Shawn stood back up. The furry lost and found earmuffs stood out on his head like he was part teddy bear.
“Carmella’s happy.” He snapped off a dagger-sized icicle hanging from a stop sign. “She’s like a wizard. People walk into her place loaded down with smelly clothes and walk out all fresh and clean.”
But was she as happy as Shawn said?
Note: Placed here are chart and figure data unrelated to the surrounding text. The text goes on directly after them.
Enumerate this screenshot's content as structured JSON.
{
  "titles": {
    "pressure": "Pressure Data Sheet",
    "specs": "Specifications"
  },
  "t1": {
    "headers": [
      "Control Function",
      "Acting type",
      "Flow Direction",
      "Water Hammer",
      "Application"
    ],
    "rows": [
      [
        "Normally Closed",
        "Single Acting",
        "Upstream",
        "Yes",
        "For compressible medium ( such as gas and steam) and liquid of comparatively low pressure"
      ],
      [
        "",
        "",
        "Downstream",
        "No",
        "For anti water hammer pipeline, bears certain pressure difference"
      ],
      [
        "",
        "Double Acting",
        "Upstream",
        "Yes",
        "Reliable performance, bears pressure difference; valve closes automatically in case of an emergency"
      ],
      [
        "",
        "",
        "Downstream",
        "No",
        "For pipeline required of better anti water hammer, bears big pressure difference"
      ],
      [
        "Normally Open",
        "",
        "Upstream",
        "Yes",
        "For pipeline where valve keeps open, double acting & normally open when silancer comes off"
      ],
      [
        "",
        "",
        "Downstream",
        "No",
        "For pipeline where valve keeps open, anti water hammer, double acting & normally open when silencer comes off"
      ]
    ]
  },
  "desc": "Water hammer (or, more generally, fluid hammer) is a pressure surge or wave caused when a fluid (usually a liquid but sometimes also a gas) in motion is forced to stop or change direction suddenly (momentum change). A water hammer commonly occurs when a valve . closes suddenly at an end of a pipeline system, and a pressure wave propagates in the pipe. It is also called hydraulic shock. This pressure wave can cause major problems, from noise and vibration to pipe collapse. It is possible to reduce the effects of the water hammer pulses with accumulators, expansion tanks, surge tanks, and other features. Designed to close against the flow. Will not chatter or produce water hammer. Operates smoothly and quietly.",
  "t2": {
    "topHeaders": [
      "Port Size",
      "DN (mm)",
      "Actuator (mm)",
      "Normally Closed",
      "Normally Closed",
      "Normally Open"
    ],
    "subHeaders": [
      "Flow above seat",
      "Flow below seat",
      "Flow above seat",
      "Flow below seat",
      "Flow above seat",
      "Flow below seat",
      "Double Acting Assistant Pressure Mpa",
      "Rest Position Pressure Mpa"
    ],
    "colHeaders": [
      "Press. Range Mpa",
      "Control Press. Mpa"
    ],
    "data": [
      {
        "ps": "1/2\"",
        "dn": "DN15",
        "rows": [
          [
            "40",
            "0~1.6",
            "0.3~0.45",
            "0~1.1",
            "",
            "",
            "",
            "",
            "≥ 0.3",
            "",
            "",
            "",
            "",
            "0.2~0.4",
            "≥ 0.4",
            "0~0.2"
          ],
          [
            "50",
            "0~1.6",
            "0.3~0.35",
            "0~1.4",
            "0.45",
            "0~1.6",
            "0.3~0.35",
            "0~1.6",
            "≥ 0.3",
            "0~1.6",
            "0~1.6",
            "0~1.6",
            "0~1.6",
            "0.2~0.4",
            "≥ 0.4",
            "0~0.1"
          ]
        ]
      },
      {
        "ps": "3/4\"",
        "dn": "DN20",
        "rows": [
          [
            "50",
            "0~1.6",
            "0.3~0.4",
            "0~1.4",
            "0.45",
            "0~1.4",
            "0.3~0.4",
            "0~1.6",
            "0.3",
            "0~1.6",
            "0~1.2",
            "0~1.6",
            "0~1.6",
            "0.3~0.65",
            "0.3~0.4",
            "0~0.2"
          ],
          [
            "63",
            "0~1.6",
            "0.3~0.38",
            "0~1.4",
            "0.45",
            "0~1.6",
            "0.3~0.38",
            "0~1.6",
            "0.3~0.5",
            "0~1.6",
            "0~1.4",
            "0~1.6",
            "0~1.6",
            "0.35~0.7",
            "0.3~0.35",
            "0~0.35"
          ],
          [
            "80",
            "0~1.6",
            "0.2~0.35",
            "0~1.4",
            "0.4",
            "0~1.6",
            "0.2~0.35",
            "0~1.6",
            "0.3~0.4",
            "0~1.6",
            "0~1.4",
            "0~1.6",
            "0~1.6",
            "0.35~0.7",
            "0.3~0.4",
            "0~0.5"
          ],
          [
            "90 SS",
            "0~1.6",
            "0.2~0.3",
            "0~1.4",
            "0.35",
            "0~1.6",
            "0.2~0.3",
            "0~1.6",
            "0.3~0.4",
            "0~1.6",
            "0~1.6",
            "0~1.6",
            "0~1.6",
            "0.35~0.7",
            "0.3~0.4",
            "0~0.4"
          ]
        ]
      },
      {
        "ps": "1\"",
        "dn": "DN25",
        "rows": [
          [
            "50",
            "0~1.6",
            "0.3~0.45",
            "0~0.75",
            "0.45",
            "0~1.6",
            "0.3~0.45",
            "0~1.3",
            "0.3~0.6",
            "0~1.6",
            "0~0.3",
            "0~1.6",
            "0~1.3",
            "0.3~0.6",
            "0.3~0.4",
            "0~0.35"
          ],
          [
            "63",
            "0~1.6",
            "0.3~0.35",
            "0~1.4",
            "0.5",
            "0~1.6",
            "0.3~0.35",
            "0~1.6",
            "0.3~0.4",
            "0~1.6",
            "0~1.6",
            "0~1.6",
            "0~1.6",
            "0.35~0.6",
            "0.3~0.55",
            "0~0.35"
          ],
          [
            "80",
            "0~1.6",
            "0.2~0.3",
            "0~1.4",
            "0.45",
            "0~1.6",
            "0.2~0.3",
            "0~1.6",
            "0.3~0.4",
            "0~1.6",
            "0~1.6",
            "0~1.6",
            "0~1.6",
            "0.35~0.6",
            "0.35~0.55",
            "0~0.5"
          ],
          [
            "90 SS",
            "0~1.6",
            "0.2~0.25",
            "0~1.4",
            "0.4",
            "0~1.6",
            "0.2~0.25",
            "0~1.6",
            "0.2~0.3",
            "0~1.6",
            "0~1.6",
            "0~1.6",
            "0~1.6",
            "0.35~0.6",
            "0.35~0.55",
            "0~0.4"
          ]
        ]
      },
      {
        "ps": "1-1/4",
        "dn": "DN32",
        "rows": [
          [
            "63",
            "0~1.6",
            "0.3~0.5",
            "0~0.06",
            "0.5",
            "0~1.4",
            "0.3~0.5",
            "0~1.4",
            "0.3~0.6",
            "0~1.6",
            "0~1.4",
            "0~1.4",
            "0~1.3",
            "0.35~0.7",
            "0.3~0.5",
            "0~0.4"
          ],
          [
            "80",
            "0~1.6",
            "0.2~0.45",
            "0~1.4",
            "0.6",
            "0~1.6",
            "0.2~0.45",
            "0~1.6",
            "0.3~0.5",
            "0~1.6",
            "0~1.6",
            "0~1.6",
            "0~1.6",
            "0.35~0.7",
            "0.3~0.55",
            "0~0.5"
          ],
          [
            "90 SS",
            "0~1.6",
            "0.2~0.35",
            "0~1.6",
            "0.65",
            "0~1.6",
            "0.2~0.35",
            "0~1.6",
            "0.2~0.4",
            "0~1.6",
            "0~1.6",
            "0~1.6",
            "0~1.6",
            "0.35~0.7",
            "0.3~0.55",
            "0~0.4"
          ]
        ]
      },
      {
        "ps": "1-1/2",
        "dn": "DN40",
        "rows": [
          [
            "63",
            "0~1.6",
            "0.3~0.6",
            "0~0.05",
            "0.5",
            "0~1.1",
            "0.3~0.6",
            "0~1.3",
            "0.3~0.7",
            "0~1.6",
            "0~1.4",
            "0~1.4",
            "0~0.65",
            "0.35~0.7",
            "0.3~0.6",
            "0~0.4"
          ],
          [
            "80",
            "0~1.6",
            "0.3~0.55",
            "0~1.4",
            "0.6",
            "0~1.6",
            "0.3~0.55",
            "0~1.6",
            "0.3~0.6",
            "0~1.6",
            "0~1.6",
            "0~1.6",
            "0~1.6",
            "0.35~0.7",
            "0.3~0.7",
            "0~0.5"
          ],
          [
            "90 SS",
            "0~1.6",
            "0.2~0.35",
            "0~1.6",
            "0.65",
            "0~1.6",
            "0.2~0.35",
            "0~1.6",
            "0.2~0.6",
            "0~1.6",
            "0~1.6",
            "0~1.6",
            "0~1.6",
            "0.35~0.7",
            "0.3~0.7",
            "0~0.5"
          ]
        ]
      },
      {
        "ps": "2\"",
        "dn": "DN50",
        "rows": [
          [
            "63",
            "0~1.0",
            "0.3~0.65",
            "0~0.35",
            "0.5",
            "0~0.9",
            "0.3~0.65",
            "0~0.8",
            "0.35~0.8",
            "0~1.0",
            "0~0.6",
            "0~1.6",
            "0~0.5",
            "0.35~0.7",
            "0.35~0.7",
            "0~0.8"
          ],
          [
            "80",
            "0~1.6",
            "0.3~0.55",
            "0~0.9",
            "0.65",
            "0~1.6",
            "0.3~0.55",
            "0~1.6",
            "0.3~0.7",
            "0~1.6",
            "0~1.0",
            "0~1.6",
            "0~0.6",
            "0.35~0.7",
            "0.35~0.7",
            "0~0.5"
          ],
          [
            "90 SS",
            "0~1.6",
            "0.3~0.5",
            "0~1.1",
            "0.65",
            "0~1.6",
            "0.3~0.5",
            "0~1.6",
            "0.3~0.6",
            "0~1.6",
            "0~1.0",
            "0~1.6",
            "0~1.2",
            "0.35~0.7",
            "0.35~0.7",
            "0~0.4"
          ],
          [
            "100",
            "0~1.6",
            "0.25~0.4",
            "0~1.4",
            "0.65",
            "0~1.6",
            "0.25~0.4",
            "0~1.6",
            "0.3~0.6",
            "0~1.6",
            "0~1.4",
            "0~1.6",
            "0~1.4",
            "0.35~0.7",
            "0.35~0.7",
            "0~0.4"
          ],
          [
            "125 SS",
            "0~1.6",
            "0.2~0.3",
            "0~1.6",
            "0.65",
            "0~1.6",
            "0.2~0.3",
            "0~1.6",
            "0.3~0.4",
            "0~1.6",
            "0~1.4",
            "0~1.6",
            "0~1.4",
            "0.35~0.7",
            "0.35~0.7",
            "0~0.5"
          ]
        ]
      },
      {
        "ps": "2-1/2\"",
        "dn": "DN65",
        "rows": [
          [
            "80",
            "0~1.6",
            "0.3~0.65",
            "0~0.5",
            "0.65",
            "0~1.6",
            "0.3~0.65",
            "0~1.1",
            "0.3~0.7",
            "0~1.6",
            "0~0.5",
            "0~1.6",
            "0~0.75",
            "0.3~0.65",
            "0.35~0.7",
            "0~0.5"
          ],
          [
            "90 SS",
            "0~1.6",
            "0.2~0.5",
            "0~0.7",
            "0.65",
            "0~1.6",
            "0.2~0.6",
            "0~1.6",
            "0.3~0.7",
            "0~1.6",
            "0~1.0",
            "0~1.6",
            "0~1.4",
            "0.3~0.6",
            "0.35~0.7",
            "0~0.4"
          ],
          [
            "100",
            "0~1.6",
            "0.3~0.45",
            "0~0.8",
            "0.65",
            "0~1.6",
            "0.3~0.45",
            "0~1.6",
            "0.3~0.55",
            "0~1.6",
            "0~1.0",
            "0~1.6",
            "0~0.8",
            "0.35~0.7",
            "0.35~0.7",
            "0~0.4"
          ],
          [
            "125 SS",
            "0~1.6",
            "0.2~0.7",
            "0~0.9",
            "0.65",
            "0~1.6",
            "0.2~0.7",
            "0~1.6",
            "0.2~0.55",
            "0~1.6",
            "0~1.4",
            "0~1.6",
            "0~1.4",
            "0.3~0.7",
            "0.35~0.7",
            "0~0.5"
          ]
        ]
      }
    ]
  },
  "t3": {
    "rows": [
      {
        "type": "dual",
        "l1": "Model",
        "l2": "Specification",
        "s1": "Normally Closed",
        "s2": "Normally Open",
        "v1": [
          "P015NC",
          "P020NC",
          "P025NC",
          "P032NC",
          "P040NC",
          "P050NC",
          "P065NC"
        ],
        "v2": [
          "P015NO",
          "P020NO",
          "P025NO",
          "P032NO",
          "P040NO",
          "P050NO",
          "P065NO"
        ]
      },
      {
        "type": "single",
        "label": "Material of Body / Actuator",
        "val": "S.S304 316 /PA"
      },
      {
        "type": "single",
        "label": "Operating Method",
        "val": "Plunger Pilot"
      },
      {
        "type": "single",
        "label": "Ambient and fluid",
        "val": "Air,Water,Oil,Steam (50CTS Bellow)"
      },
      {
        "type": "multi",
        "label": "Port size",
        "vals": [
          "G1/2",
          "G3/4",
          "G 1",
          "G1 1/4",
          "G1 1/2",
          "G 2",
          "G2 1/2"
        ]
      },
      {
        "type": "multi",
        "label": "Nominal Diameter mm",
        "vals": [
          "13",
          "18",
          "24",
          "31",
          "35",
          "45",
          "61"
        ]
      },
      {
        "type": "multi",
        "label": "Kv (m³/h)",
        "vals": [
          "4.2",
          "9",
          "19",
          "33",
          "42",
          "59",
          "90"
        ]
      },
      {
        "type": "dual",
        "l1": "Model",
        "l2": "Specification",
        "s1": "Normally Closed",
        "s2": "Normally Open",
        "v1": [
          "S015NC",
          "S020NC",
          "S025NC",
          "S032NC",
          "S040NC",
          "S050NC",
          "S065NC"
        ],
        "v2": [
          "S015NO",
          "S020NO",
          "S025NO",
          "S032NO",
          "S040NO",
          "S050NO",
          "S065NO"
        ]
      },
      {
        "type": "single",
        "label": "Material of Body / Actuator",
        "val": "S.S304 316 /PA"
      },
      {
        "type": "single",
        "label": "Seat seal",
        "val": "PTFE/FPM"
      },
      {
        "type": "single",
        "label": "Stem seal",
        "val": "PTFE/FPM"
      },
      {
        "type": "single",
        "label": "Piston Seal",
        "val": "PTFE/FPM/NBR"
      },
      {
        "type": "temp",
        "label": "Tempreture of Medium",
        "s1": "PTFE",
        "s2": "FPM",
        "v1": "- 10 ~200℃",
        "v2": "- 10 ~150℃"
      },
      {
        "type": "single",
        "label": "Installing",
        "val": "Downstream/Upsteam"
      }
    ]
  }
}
Every time the talk turned to sisters, something came over her. Life had played Carmella a dirty trick, not giving her one. What a perfect sister she’d make!
“You know she’ll be there, anytime you’re looking for her,” he said. “Like the moon.”
“The moon travels,” Dottie said. “Ms. Thomas says . . .”
“Okay. Like the sun.” Bending backward, he javelined the icicle into the air. It crash-landed at the feet of a woman wearing a fur hat the size of a bucket.
“What in the world!” she yelped.
“I’m outta here!” Shawn took off.
No sooner had they turned onto East 213th than Dottie began to run, the way she always did. Their father must have been watching for them, because he stepped outside and raised his arm as if Dottie were a long fly ball he was preparing to catch. When Mo got closer, she saw he was holding the phone.
“For you,” he said. But when Mo reached for it, he pressed the phone to his chest.
“Is something wrong?” Mo asked.
“Da’s in the hospital.” His hand cupped her shoulder. “Mercey’s really upset. Think you can handle it?”
“Yes.”
“That’s what I thought.” He pushed open the door. Still wearing her jacket and backpack, Mo took the phone. Mr. Wren led Dottie into the kitchen.
“Hi, Merce!”
Her best friend started crying.
“Merce? What happened? Is she . . .”
“She slipped on the ice. She was on her way to Abdul’s and she fell, and nobody was around.” Her voice quavered. “How can that be? Somebody’s always out on Fox Street!”
Mo pictured Da lying alone on a sidewalk, in pain. Calling out, and nobody coming. In some terrible way, this felt like something she’d already seen, like a bad dream come true.